Sharon Township is one of the seventeen townships of Medina County, Ohio, United States. The 2020 census found 5,966 people in the township.

==Geography==
Located in the east part of the county, it borders the following townships and city:
- Granger Township - north
- Bath Township, Summit County - northeast corner
- Copley Township, Summit County - east
- Norton - southeast corner
- Wadsworth Township - south
- Guilford Township - southwest corner
- Montville Township - west
- Medina Township - northwest corner

A small part of the city of Wadsworth is located in southern Sharon Township.

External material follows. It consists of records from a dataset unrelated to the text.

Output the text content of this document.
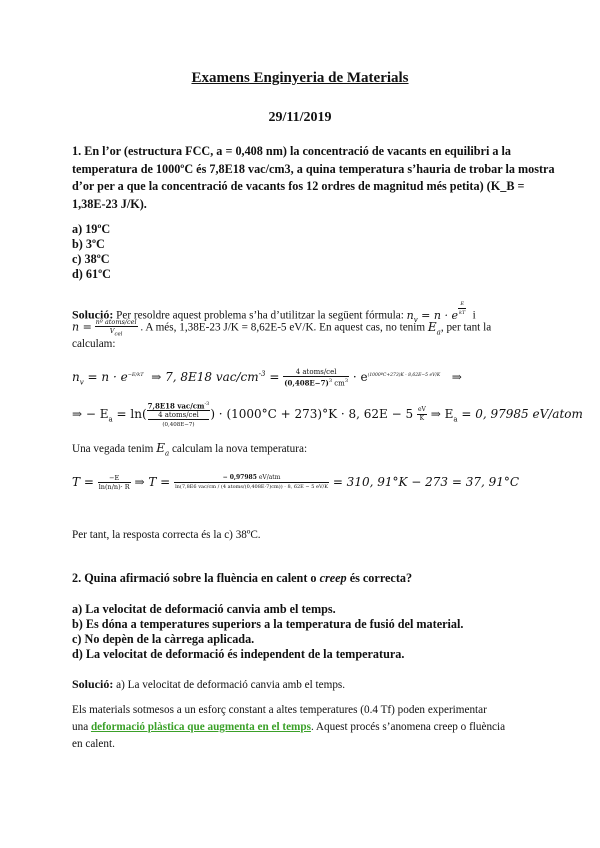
Examens Enginyeria de Materials
29/11/2019
1. En l’or (estructura FCC, a = 0,408 nm) la concentració de vacants en equilibri a la
temperatura de 1000ºC és 7,8E18 vac/cm3, a quina temperatura s’hauria de trobar la mostra
d’or per a que la concentració de vacants fos 12 ordres de magnitud més petita) (K_B =
1,38E-23 J/K).
a) 19ºC
b) 3ºC
c) 38ºC
d) 61ºC
Solució: Per resoldre aquest problema s’ha d’utilitzar la següent fórmula: $n_v = n \cdot e \frac{E}{kT}$ i
$n = \frac{\text{nº atoms/cel}}{V_{cel}}$ . A més, 1,38E-23 J/K = 8,62E-5 eV/K. En aquest cas, no tenim $E_a$, per tant la
calculam:
$n_v = n \cdot e^{-E/kT}$ ⇒ 7, 8E18 vac/$cm^{-3} = \frac{\text{4 atoms/cel}}{(0,408E-7)^3 cm^3} \cdot e^{(1000ºC+273)K \cdot 8,62E-5 eV/K}$ ⇒
⇒ − $E_a = \ln$( 7,8E18 vac/$cm^{-3}$
4 atoms/cel
(0,408E−7) ) · (1000°C + 273)°K · 8, $62E - 5 \frac{eV}{K}$ ⇒ $E_a = 0$, 97985 eV/atom
Una vegada tenim $E_a$ calculam la nova temperatura:
$T = \frac{-E}{\ln(n/n)\cdot R}$ ⇒ $T = \frac{\text{− 0,97985 eV/atm}}{\text{ln(7,8E6 vac/cm / (4 atoms/(0,408E·7)cm)) · 8, 62E − 5 eV/K}} = 310$, 91°K − 273 = 37, 91°C
Per tant, la resposta correcta és la c) 38ºC.
2. Quina afirmació sobre la fluència en calent o creep és correcta?
a) La velocitat de deformació canvia amb el temps.
b) Es dóna a temperatures superiors a la temperatura de fusió del material.
c) No depèn de la càrrega aplicada.
d) La velocitat de deformació és independent de la temperatura.
Solució: a) La velocitat de deformació canvia amb el temps.
Els materials sotmesos a un esforç constant a altes temperatures (0.4 Tf) poden experimentar
una deformació plàstica que augmenta en el temps. Aquest procés s’anomena creep o fluència
en calent.
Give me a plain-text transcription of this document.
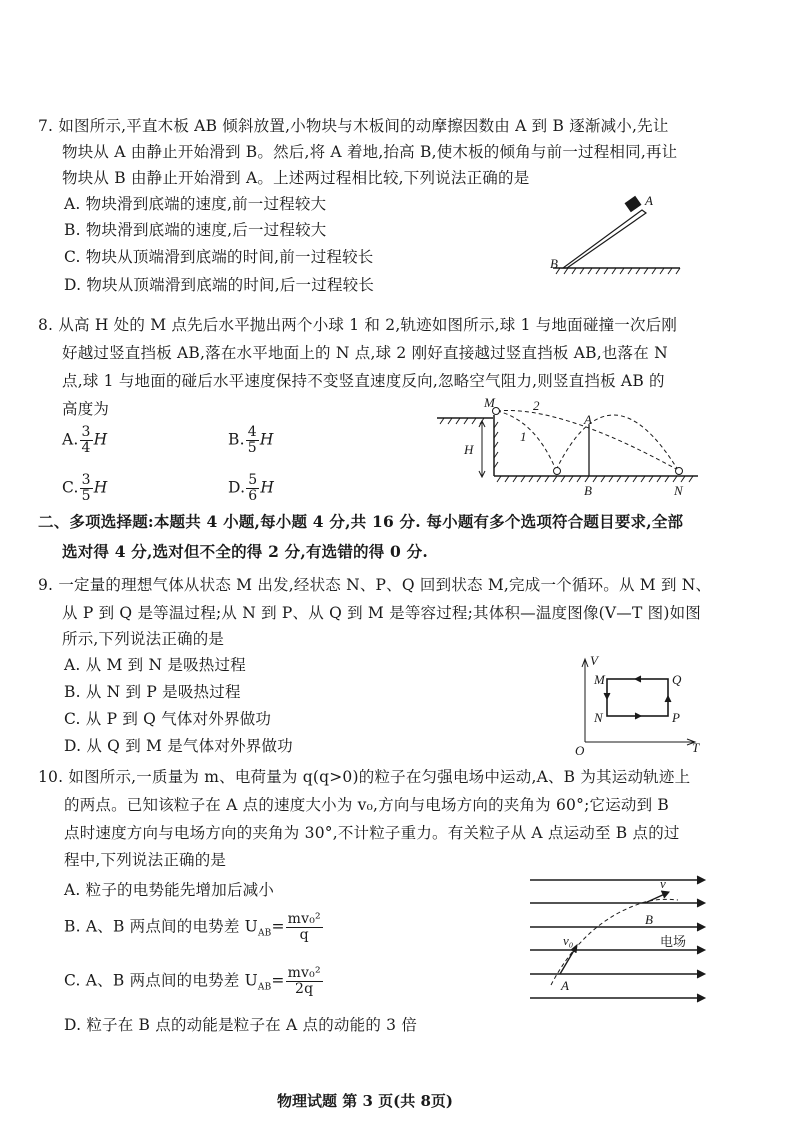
7. 如图所示,平直木板 AB 倾斜放置,小物块与木板间的动摩擦因数由 A 到 B 逐渐减小,先让
物块从 A 由静止开始滑到 B。然后,将 A 着地,抬高 B,使木板的倾角与前一过程相同,再让
物块从 B 由静止开始滑到 A。上述两过程相比较,下列说法正确的是
A. 物块滑到底端的速度,前一过程较大
B. 物块滑到底端的速度,后一过程较大
C. 物块从顶端滑到底端的时间,前一过程较长
D. 物块从顶端滑到底端的时间,后一过程较长
A
B
M	2
1
A
B	N
H
V
T
O
M	Q
N	P
v
B
v₀
A
电场
8. 从高 H 处的 M 点先后水平抛出两个小球 1 和 2,轨迹如图所示,球 1 与地面碰撞一次后刚
好越过竖直挡板 AB,落在水平地面上的 N 点,球 2 刚好直接越过竖直挡板 AB,也落在 N
点,球 1 与地面的碰后水平速度保持不变竖直速度反向,忽略空气阻力,则竖直挡板 AB 的
高度为
A. $\frac{3}{4}$ H	B. $\frac{4}{5}$ H
C. $\frac{3}{5}$ H	D. $\frac{5}{6}$ H
二、多项选择题:本题共 4 小题,每小题 4 分,共 16 分. 每小题有多个选项符合题目要求,全部
选对得 4 分,选对但不全的得 2 分,有选错的得 0 分.
9. 一定量的理想气体从状态 M 出发,经状态 N、P、Q 回到状态 M,完成一个循环。从 M 到 N、
从 P 到 Q 是等温过程;从 N 到 P、从 Q 到 M 是等容过程;其体积—温度图像(V—T 图)如图
所示,下列说法正确的是
A. 从 M 到 N 是吸热过程
B. 从 N 到 P 是吸热过程
C. 从 P 到 Q 气体对外界做功
D. 从 Q 到 M 是气体对外界做功
10. 如图所示,一质量为 m、电荷量为 q(q>0)的粒子在匀强电场中运动,A、B 为其运动轨迹上
的两点。已知该粒子在 A 点的速度大小为 v₀,方向与电场方向的夹角为 60°;它运动到 B
点时速度方向与电场方向的夹角为 30°,不计粒子重力。有关粒子从 A 点运动至 B 点的过
程中,下列说法正确的是
A. 粒子的电势能先增加后减小
B. A、B 两点间的电势差 $U_{AB}= \frac{\text{mv₀²}}{q}$
C. A、B 两点间的电势差 $U_{AB}= \frac{\text{mv₀²}}{2q}$
D. 粒子在 B 点的动能是粒子在 A 点的动能的 3 倍
物理试题 第 3 页(共 8页)
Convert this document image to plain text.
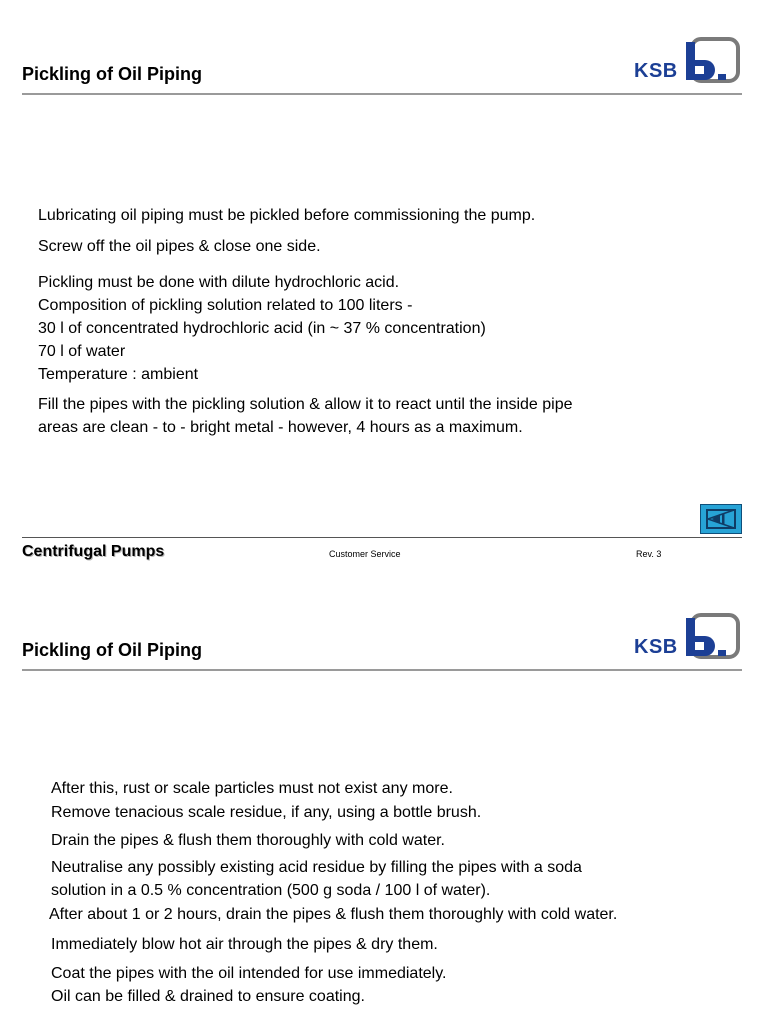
Pickling of Oil Piping	KSB

Lubricating oil piping must be pickled before commissioning the pump.

Screw off the oil pipes & close one side.

Pickling must be done with dilute hydrochloric acid.

Composition of pickling solution related to 100 liters -

30 l of concentrated hydrochloric acid (in ~ 37 % concentration)

70 l of water

Temperature : ambient

Fill the pipes with the pickling solution & allow it to react until the inside pipe

areas are clean - to - bright metal - however, 4 hours as a maximum.

Centrifugal Pumps	Customer Service	Rev. 3
Pickling of Oil Piping	KSB

After this, rust or scale particles must not exist any more.

Remove tenacious scale residue, if any, using a bottle brush.

Drain the pipes & flush them thoroughly with cold water.

Neutralise any possibly existing acid residue by filling the pipes with a soda

solution in a 0.5 % concentration (500 g soda / 100 l of water).

After about 1 or 2 hours, drain the pipes & flush them thoroughly with cold water.

Immediately blow hot air through the pipes & dry them.

Coat the pipes with the oil intended for use immediately.

Oil can be filled & drained to ensure coating.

The census-designated place of Sharon Center is located in the center of the township.

==Name and history==
Statewide, other Sharon Townships are located in Franklin, Noble, and Richland counties.

==Government==
The township is governed by a three-member board of trustees, who are elected in November of odd-numbered years to a four-year term beginning on the following January 1. Two are elected in the year after the presidential election and one is elected in the year before it. There is also an elected township fiscal officer, who serves a four-year term beginning on April 1 of the year after the election, which is held in November of the year before the presidential election. Vacancies in the fiscal officership or on the board of trustees are filled by the remaining trustees.

==Public services==
Public safety in Sharon Township is the responsibility of the Medina County Sheriff's Office and the Sharon Township Fire Department.

Addresses in Sharon Township are served by either the Wadsworth city post office or the Medina city post office.